7) D’où l’existence de l’esprit indépendamment du cerveau
Postulat 4) "on accorde à l'esprit un nombre infini d'états possibles" : c'est très arbitraire. Qu'est-ce qui permet d'affirmer cela ?
Réponse : les mathématiques, pour un mathématicien c’est comme le nez au milieu de la figure. Le grand Professeur de mathématique Souriau s’exclamait même : «Mais, sans infini, il n'y a plus de mathématiques ! ». C’est comme si vous demandiez à un coureur du 100 mètres : « on accorde à l’homme des jambes : qu’est-ce qui permet d’affirmer cela ? » et lui de vous répondre « Eh bien sans jambes il n’y aurait pas de course du 100 mètres... » Mais là encore c’est mal formulé, formulé plus correctement : « l’esprit est capable d’intégrer le concept de l’infini dans ses démonstrations, ce qu’une machine est incapable de faire », simple constat. Et même plus : « l’esprit est capable d’étendre indéfiniment son axiomatique, ce qu’une machine est incapable de faire », un peu plus compliqué, mais toujours de l’ordre du constat.
Conclusion :
cette "démonstration" de Gödel n'en est pas une.

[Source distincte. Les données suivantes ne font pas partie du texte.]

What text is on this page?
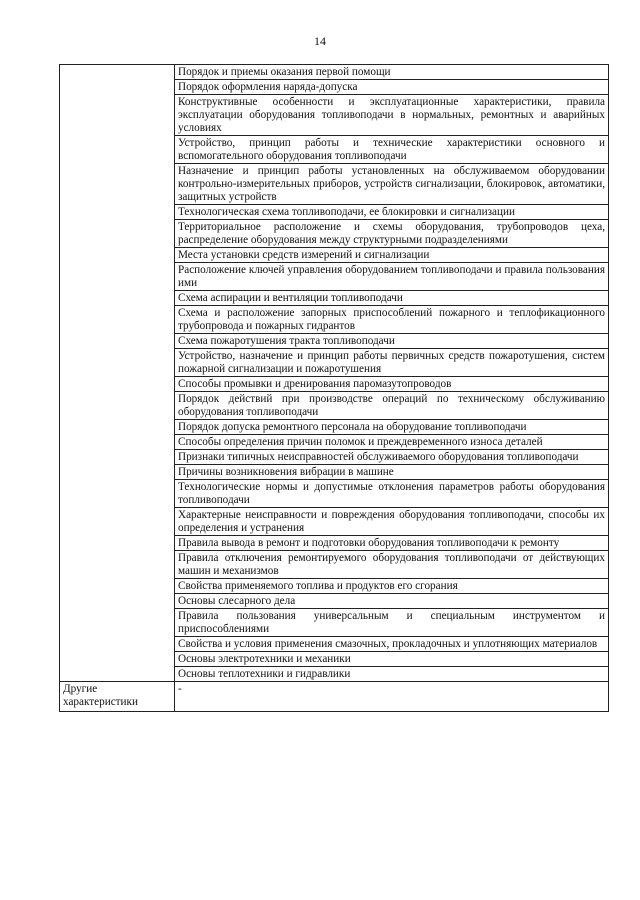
14
	Порядок и приемы оказания первой помощи
	Порядок оформления наряда-допуска
	Конструктивные особенности и эксплуатационные характеристики, правила эксплуатации оборудования топливоподачи в нормальных, ремонтных и аварийных условиях
	Устройство, принцип работы и технические характеристики основного и вспомогательного оборудования топливоподачи
	Назначение и принцип работы установленных на обслуживаемом оборудовании контрольно-измерительных приборов, устройств сигнализации, блокировок, автоматики, защитных устройств
	Технологическая схема топливоподачи, ее блокировки и сигнализации
	Территориальное расположение и схемы оборудования, трубопроводов цеха, распределение оборудования между структурными подразделениями
	Места установки средств измерений и сигнализации
	Расположение ключей управления оборудованием топливоподачи и правила пользования ими
	Схема аспирации и вентиляции топливоподачи
	Схема и расположение запорных приспособлений пожарного и теплофикационного трубопровода и пожарных гидрантов
	Схема пожаротушения тракта топливоподачи
	Устройство, назначение и принцип работы первичных средств пожаротушения, систем пожарной сигнализации и пожаротушения
	Способы промывки и дренирования паромазутопроводов
	Порядок действий при производстве операций по техническому обслуживанию оборудования топливоподачи
	Порядок допуска ремонтного персонала на оборудование топливоподачи
	Способы определения причин поломок и преждевременного износа деталей
	Признаки типичных неисправностей обслуживаемого оборудования топливоподачи
	Причины возникновения вибрации в машине
	Технологические нормы и допустимые отклонения параметров работы оборудования топливоподачи
	Характерные неисправности и повреждения оборудования топливоподачи, способы их определения и устранения
	Правила вывода в ремонт и подготовки оборудования топливоподачи к ремонту
	Правила отключения ремонтируемого оборудования топливоподачи от действующих машин и механизмов
	Свойства применяемого топлива и продуктов его сгорания
	Основы слесарного дела
	Правила пользования универсальным и специальным инструментом и приспособлениями
	Свойства и условия применения смазочных, прокладочных и уплотняющих материалов
	Основы электротехники и механики
	Основы теплотехники и гидравлики
Другие характеристики	-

C'est une hypothèse parmi d'autres.
Elle n'a aucun caractère d'irréfutabilité.
Non la bonne conclusion c’est que vous êtes parti d’un simple schéma explicatif, mal formulé certes, mais que vous avez compris à contre-sens.

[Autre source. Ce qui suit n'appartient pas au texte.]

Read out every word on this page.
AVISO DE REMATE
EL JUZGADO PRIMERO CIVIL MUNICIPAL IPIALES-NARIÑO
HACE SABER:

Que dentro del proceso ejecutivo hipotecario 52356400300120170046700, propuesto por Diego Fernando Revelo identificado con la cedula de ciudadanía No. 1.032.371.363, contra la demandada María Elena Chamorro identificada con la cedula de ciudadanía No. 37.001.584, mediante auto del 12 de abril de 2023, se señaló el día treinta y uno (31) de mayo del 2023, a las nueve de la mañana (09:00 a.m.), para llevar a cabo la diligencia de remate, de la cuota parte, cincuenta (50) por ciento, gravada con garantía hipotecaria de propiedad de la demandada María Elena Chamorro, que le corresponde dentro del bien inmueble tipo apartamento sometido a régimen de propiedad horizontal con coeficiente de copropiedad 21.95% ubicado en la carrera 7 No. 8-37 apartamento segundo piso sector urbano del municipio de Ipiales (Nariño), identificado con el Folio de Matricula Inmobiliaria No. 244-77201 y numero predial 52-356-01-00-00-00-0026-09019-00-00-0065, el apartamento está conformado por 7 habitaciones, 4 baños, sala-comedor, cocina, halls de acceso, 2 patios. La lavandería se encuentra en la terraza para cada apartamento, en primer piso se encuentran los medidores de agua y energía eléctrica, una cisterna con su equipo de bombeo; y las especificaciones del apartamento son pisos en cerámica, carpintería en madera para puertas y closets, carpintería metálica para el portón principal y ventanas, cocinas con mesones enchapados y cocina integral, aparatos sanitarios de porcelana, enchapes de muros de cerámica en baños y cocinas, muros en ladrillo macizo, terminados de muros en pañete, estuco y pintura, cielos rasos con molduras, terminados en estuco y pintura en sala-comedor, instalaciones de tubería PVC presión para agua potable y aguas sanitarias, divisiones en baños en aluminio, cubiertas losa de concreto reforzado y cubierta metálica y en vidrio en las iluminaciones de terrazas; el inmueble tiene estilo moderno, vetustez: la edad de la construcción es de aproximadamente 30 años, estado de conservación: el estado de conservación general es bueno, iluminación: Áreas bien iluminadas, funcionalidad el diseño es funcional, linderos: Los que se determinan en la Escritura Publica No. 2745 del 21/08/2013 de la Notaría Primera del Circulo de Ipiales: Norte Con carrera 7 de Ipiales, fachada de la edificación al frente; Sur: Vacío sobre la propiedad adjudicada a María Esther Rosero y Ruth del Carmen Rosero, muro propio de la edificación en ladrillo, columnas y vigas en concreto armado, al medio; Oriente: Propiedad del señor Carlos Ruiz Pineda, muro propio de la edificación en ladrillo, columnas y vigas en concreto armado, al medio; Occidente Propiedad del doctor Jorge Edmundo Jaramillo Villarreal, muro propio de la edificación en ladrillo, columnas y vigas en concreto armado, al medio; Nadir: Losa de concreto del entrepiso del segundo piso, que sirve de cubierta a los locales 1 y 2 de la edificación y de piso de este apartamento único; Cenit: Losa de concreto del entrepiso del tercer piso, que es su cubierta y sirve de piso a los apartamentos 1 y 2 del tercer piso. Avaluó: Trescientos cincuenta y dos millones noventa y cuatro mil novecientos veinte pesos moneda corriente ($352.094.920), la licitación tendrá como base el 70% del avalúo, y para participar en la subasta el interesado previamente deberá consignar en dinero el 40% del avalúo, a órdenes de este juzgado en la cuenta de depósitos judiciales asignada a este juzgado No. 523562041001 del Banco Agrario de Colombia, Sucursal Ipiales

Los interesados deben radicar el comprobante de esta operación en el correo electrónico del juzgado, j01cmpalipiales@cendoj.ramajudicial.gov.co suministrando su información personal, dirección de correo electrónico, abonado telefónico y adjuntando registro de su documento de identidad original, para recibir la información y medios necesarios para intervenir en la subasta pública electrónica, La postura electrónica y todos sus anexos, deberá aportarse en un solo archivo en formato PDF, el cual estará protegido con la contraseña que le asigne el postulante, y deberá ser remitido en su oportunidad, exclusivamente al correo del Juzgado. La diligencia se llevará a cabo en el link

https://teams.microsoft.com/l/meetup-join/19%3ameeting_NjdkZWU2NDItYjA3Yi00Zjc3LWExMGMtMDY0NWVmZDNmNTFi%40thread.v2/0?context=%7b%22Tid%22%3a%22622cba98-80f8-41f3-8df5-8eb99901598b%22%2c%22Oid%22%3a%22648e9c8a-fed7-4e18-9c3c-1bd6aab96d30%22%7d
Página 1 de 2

Si Gödel avait établi de façon ifférutable que l'esprit est indépendant du cerveau et vit sa propre vie même après la destruction du cerveau (ou avant la formation de celui-ci), ça se saurait et il n'y aurait plus de débat.
Alors d’abord précisons un point : Gödel est à la logique-mathématique ce qu’Einstein est à la physique, d’ailleurs ils étaient ensemble à Princeton et Gödel en a remontré à Einstein. Simplement pour situer le niveau. Vous allez me dire argument d’autorité : oui mais justement avant de dire que quelqu’un qui fait autorité dans sa discipline s’est trompé ou a fait preuve de légèreté, il faut d’abord se demander si soi-même on n’a pas mal compris ou si l’on n’est pas partie de sources à vocation didactique : par exemple d’un mauvais exposé de la relativité générale vous n’allez pas en conclure que la relativité générale est fausse, mais seulement que l’exposé est mauvais ou de façon plus nuancé qu’il est peut-être bon seulement à titre d’ouvrage de vulgarisation, par contre si vous voulez critiquer la relativité générale il va falloir que la critique soit à sa hauteur.
D’autre part qu’un débat continue n’est nullement la preuve que la question n’a pas été définitivement résolue, d’abord parce que le débat peut continuer à être alimenté par des gens qui ne comprennent pas et font de grossiers contre sens, et donc ça peut continuer longtemps, ensuite parce que les passions et la mauvaise foi peuvent se mêler de la partie, surtout lorsque le sujet est sensible et que les conclusions déplaisent.
Ne prenons donc pas les supputations de Gödel pour parole d'Evangile ...
(et ne tombons pas dans sa paranoia qui a entrainé sa mort)
Démonstrations et non supputations, démonstrations reposant sur ses théorèmes d’incomplétude. Quant à sa mort, qui peut prétendre à une belle mort ?
cracboum a écrit :
Qu'une substance puisse subsister hors espace-temps demande un acte de foi. Le cosmos a produit la vie et des organismes suffisamment complexes pour parvenir à l'abstraction, cela suffit pour la seule raison.
Au demeurant nous ne savons pas ce qu'est vraiment la matière.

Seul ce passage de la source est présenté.